スクリューの材質はクロム、モリブデン鋼が多く使われます。
一軸押出機の特徴(メリット・デメリット)
一軸押出機は構造が簡単で、すべてのプラスチック材料を押出成形できるため、押出機の中でもっとも一般的に使用されています。しかし、一軸押出機ではスクリュー1本で樹脂の輸送、混錬、計量など多くの機能を持つ必要があるため、成形の制約になります。

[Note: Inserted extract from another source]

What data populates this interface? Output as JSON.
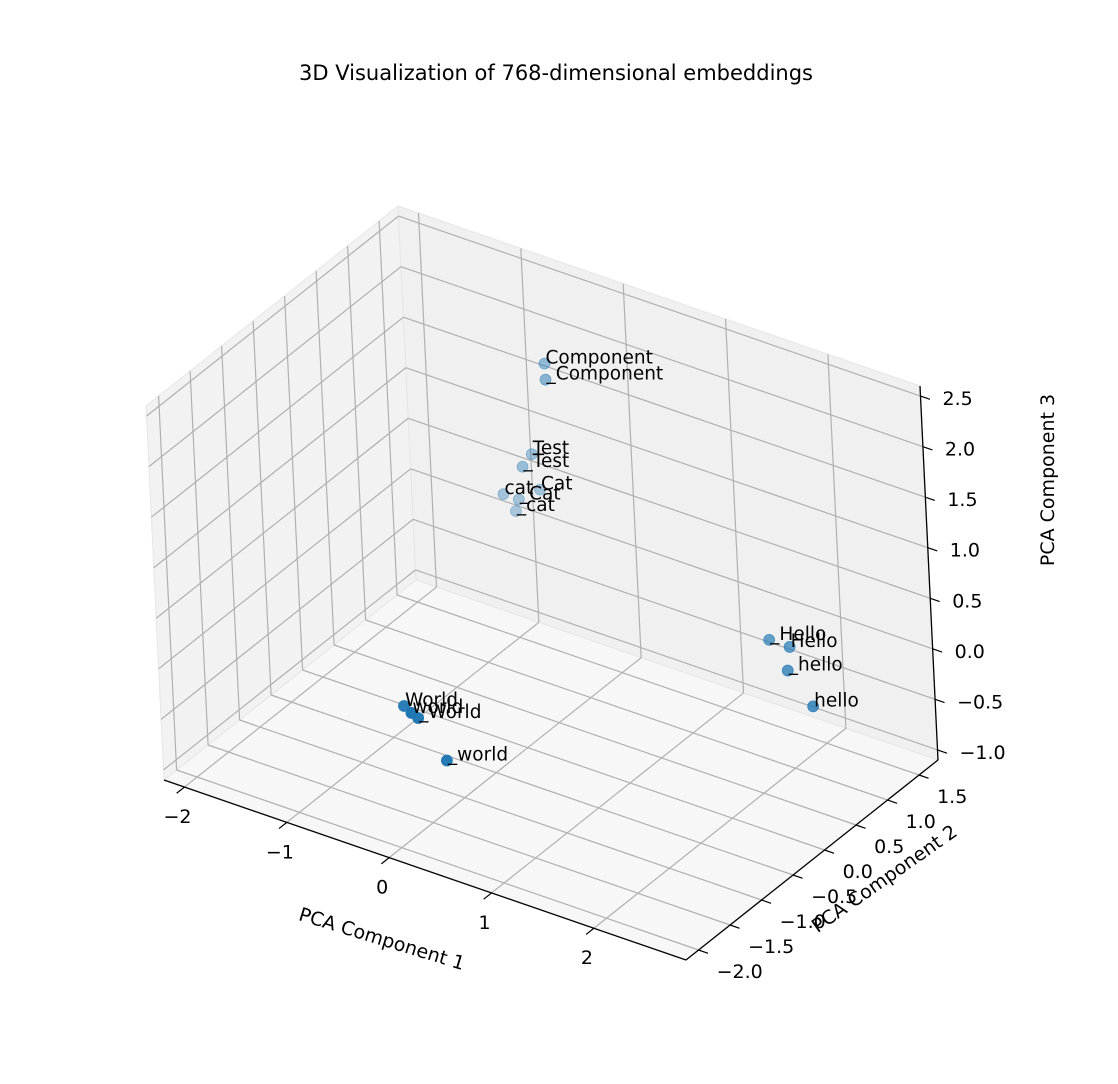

このため、2本のシリンダーからなるタンデム型押出機なども普及しています。
タンデム型押出機の2本のシリンダーには、それぞれに直径などの異なるスクリューが1本ずつ入っており、回転数や成形温度を変えることで、押出成形の自由度が大幅に向上します。タンデム型押出機は食品トレーなどに使用される発泡ポリスチレンシートなどのシート成形が適しています。
(2)二軸押出機
二軸押出機では1つのシリンダー内に2本のスクリューが内蔵されています。
この2本のスクリューについて、回転が同方向か異方向か、または2本のスクリュー形状がかみ合っているか(かみ合い型)、かみ合っていないか(非かみ合い型)で大別されます。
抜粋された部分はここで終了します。